Das Thayer’s Greek-English Lexicon erklärt, dass das griechische Wort, das in diesem Vers mit „enthält sich“ übersetzt wird, sich auf Athleten bezieht, „die sich bei ihrer Vorbereitung auf den sportlichen Wettkampf ungesunder Nahrung, des Weins und der sexuellen Betätigung enthielten“. Als Christen müssen wir unseren Körper und unsere Gedanken vollkommen beherrschen, um das Ziel unserer christlichen Berufung zu erreichen.
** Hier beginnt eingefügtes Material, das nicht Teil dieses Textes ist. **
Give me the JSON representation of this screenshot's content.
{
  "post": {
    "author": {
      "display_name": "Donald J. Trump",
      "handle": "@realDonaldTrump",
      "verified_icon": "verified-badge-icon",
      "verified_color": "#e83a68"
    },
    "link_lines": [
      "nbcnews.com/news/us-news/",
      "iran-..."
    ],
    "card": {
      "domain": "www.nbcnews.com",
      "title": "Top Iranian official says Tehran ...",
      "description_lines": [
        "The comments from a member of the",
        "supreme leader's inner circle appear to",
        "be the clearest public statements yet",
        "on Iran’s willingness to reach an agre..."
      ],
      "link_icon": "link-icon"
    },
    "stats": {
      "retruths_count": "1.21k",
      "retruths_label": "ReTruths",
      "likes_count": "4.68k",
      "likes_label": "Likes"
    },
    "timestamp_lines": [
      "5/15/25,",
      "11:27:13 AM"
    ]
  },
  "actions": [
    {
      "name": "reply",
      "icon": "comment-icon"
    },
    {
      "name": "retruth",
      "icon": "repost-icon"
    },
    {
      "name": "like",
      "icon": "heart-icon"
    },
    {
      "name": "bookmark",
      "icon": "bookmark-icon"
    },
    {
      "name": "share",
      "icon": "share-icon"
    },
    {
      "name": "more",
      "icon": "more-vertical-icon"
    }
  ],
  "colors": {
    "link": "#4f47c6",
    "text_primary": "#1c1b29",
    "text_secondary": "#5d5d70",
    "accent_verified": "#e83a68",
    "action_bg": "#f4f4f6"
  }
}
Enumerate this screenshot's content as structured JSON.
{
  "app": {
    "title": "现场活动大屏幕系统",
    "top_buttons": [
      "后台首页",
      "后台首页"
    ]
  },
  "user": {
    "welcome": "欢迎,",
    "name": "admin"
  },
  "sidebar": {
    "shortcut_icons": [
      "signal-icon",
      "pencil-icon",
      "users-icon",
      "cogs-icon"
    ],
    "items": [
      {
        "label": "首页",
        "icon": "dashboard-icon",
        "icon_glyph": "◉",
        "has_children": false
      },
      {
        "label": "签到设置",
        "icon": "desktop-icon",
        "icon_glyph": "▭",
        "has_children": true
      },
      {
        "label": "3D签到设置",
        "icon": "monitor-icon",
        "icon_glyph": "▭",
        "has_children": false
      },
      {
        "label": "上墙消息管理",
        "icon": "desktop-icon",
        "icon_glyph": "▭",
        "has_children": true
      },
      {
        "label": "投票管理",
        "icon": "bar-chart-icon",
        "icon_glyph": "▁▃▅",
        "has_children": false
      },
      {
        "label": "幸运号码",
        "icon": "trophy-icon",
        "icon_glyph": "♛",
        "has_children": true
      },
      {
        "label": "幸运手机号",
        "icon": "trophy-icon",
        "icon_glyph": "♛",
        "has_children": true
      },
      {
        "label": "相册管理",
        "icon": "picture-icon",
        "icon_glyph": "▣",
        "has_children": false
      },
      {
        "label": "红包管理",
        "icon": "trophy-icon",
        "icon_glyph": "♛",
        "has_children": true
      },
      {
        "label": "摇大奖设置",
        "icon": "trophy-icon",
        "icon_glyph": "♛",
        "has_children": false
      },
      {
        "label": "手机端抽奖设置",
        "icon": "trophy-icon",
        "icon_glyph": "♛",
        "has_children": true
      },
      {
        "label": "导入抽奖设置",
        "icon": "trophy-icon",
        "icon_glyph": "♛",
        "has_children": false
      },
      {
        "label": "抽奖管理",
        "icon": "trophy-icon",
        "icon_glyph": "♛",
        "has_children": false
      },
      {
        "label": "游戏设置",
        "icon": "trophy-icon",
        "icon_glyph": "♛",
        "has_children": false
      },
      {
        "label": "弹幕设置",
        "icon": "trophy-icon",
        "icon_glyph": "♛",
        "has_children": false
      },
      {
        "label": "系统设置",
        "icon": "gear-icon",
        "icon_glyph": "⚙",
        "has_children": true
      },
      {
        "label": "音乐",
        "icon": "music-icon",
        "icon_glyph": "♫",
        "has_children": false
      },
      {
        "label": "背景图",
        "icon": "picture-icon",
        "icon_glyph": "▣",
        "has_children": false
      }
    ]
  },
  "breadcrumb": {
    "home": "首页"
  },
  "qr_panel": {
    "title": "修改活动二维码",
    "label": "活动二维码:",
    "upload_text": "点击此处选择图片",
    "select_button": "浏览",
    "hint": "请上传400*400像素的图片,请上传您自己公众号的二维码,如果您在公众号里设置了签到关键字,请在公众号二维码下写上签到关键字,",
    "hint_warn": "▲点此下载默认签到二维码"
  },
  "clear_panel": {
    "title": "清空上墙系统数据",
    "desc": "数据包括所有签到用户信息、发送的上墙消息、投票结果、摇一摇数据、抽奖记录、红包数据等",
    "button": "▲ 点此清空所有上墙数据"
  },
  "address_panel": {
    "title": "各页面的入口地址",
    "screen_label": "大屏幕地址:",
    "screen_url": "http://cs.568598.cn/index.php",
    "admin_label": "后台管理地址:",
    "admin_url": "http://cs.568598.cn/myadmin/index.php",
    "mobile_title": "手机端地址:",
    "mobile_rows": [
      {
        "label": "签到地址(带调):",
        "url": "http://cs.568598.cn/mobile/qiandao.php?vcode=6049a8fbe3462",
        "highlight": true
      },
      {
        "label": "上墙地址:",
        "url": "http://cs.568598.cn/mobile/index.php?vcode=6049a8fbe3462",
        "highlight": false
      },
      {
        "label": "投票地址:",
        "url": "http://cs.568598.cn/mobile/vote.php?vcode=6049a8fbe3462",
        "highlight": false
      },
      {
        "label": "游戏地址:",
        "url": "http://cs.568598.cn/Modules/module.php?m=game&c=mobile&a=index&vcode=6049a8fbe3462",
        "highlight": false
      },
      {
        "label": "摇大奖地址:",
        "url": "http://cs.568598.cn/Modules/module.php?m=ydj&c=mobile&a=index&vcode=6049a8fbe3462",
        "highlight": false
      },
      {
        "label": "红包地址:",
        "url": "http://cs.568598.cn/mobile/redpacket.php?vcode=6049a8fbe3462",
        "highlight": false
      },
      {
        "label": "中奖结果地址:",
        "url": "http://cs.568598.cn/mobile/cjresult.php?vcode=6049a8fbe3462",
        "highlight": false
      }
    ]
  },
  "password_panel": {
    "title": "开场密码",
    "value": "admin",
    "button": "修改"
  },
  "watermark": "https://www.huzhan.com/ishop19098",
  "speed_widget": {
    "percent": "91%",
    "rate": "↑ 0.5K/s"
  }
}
Wir „nehmen gefangen alles Denken in den Gehorsam gegen Christus“ (2. Korinther 10,5).
Es genügt nicht, wenn wir uns einmal in einer gewissen Situation beherrschen. Wir müssen uns in Geduld üben und die Selbstdisziplin wiederholt walten lassen. Sonst gewinnen wir eine einzelne Schlacht, verlieren aber den Krieg. Deshalb ist das nächste Merkmal in unserer charakterlichen Entwicklung die Geduld bzw. die Beharrlichkeit. „So wendet alle Mühe daran und erweist . . . in der Mäßigkeit Geduld“ (2. Petrus 1,5-6).
In diesem Sinne ermahnt uns der Autor des Hebräerbriefs: „Lasst uns ablegen alles, was uns beschwert, und die Sünde, die uns ständig umstrickt, und lasst uns laufen mit Geduld in dem Kampf, der uns bestimmt ist“ (Hebräer 12,1).
Auf unsere Mitmenschen zugehen
Wäre das Leben nicht manchmal einfacher, wenn wir weniger Kontakt mit anderen Menschen hätten? Doch Gott macht uns seine göttliche Natur nicht zugänglich, damit wir hier auf Erden zu Einsiedlern werden. Mit dem Blick zu ihm nach oben gerichtet, sollen wir mit unseren Mitmenschen so umgehen, wie wir selbst behandelt werden möchten.
Das christliche Leben orientiert sich nicht an der Theorie, sondern an der Praxis. Was unseren Umgang mit unserem Nächsten angeht, gibt uns Gott ein vielseitiges Übungsfeld. Und es kommt ab und zu vor, dass wir mit einer nicht gerade liebenswerten Person umgehen müssen – wie wir es auch manchmal selbst sind, nicht wahr?
Der nächste Aspekt unseres christlichen Charakters mag einige überraschen: „So wendet alle Mühe daran und erweist . . . in der Geduld Frömmigkeit“ (2. Petrus 1,5-6). Unsere Mühe um wahren christlichen Charakter drückt sich durch unsere Hingabe gegenüber Gott und seinem Willen in allen Lebensbereichen aus.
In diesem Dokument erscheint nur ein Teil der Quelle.